Il regarde à nouveau autour de nous. Ça va être facile. On est nombreux. Des connus, des pas connus, tous ces gens qui ont décidé d’être quelqu’un d’autre, de raconter des histoires, de devenir, comme dit un type que j’aime bien, « des pas dans la neige ».

Son regard passe sur moi, une dernière fois, et se fixe sur une fille brune, assise dans le stand d’à côté. Elle s’ennuie. Je le sais parce qu’elle m’a regardé plusieurs fois en soupirant. J’ai failli me lever plusieurs fois pour aller lui parler, mais j’ai eu peur qu’elle le prenne mal.

Alors, comme d’habitude, j’ai fait que dalle. Juste, je l’ai regardé, à la sauvette. La sauvette, c’est mon truc.

C’est étrange, mais lui semble attiré par cette tristesse qui se dégage de ce pauvre sourire qu’elle balance, de temps à autre, à ceux qui passent devant sa chaise et sa toute petite pile de livres. Je ne sais pas si elle en a vendu cet après-midi. J’ai l’impression que son visage est toujours à la même hauteur qu’hier quand elle est arrivée. Des yeux immenses, noirs, qui lui mangent le visage, comme ils disent. C’est des conneries ces expressions. Ses yeux, ils lui mangent pas le visage, ils mangent l’intérieur de ma tête depuis hier.

Si j’avais de l’argent, je pense que je lui prendrais tous ses livres.

Pour la voir sourire, sans doute.

Ou pour lui permettre de partir, je ne sais pas. En tout cas, je les lui prendrais, c’est sûr.

Ça y est, il lui parle.

Sans doute qu’il lui dit la même chose qu’à moi. « Ça va ? C’est pas trop dur ?»

Sans doute qu’elle ne sait pas quoi répondre, et d’ailleurs elle répond pas. Elle le regarde comme s’il était transparent. Comme si elle voulait voir à travers lui, jusqu’au bout de ce salon où les livres sont rois. J’aime pas le regard qu’il me jette. Un regard où transparaît sa haine pour l’humanité toute entière. J’aurais dû faire ça. Regarder à travers lui, et c’est moi qui aurait aperçu le vide de ses yeux, qui aurait attrapé la noirceur de son âme.

C’est quand je le vois ouvrir son sac, et y déposer tous les livres de la fille que je comprends qu’il se passe quelque chose.

C’est quand je la vois lui adresser ce sourire qu’elle aurait dû me faire à moi, que je comprends que je devrais avoir peur pour elle.

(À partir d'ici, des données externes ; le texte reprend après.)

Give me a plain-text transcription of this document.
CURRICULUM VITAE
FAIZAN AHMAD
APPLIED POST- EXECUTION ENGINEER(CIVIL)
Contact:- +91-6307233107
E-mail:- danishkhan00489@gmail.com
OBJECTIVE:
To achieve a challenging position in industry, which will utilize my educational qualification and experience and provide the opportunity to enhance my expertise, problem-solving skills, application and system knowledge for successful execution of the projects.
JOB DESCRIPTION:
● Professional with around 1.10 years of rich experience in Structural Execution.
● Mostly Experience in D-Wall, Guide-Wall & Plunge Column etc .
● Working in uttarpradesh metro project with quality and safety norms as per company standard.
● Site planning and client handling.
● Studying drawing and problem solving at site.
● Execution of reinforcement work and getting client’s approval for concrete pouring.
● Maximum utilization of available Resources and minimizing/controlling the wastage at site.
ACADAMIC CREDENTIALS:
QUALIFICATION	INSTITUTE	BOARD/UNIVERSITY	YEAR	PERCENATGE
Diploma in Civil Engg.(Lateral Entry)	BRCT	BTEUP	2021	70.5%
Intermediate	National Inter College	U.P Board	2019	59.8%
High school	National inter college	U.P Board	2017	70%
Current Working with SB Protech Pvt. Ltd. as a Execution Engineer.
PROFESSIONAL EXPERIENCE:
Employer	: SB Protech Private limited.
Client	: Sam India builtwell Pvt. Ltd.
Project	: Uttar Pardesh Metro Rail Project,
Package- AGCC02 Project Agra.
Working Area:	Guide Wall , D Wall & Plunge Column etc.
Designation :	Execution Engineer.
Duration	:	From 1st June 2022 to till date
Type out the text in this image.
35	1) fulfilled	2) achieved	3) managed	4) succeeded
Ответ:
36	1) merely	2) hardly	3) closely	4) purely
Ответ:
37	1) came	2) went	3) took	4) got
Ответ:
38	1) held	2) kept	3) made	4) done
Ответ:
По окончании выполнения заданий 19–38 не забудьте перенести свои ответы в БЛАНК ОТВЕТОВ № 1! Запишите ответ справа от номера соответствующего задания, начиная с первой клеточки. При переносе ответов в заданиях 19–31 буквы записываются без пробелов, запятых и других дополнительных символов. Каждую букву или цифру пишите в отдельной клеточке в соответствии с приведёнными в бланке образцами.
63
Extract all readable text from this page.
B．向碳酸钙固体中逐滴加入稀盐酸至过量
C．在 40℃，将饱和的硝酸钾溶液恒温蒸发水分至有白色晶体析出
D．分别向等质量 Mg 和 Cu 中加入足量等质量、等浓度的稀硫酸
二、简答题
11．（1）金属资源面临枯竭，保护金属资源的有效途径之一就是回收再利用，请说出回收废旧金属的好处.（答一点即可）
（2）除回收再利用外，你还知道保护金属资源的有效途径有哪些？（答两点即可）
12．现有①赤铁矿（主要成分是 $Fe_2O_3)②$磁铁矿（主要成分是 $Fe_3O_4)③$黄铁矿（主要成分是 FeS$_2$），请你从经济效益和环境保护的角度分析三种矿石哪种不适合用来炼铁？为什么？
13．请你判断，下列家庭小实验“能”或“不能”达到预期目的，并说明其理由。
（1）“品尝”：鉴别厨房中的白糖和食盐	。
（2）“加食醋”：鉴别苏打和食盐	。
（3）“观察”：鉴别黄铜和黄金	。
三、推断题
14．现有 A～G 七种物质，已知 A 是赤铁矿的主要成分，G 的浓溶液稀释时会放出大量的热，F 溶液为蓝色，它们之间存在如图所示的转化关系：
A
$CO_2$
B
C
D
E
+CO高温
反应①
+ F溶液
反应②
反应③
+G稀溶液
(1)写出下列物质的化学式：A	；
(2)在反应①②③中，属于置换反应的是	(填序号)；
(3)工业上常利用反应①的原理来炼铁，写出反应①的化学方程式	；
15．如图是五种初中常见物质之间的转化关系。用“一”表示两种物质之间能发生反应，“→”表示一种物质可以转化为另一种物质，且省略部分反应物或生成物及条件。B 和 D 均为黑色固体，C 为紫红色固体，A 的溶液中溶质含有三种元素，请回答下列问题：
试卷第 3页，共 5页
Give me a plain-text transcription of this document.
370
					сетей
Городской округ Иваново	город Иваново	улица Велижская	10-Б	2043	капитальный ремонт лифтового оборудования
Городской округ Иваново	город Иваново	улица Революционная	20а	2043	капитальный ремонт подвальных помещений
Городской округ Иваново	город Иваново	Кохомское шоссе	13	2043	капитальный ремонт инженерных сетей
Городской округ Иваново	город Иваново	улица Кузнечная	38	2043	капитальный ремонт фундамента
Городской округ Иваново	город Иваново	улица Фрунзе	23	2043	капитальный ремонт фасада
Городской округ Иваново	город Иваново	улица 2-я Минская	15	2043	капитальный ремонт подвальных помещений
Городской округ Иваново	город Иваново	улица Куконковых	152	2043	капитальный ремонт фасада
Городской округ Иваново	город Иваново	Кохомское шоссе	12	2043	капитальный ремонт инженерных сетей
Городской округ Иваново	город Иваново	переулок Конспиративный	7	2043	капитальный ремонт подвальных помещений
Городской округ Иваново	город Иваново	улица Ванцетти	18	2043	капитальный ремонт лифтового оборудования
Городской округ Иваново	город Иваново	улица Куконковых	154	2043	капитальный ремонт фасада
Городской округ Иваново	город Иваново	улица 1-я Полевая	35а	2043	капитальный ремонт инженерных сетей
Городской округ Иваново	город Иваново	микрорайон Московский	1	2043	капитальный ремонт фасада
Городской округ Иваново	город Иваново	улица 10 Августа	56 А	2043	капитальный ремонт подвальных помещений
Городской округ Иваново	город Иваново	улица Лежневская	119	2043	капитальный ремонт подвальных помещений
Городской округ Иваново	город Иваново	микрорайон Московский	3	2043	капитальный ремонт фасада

C’est quand je la vois se frayer un passage au milieu des tables et qu’il saisit la main qu’elle lui tend que je sais que je devrais la retenir.

Et c’est au moment précis où ils passent la porte du salon, entre les types qui s’occupent de la sécurité, qu’il se retourne vers moi, et qu’il me sourit à son tour, que je sais que la fille ne reviendra pas.

Qu’elle fera les titres des journaux du lendemain.

Vivre sa vie, ou sa mort, au lieu de l’imaginer. C’est ce qu’il m’a dit tout à l’heure.

J’aurais dû le croire.

Je pourrais me lever, les suivre, l’arrêter peut-être.

Mais un type comme moi, c’est pas un super héros. Les héros, je les mets dans mes bouquins, et je fais qu’imaginer qu’ils me ressemblent.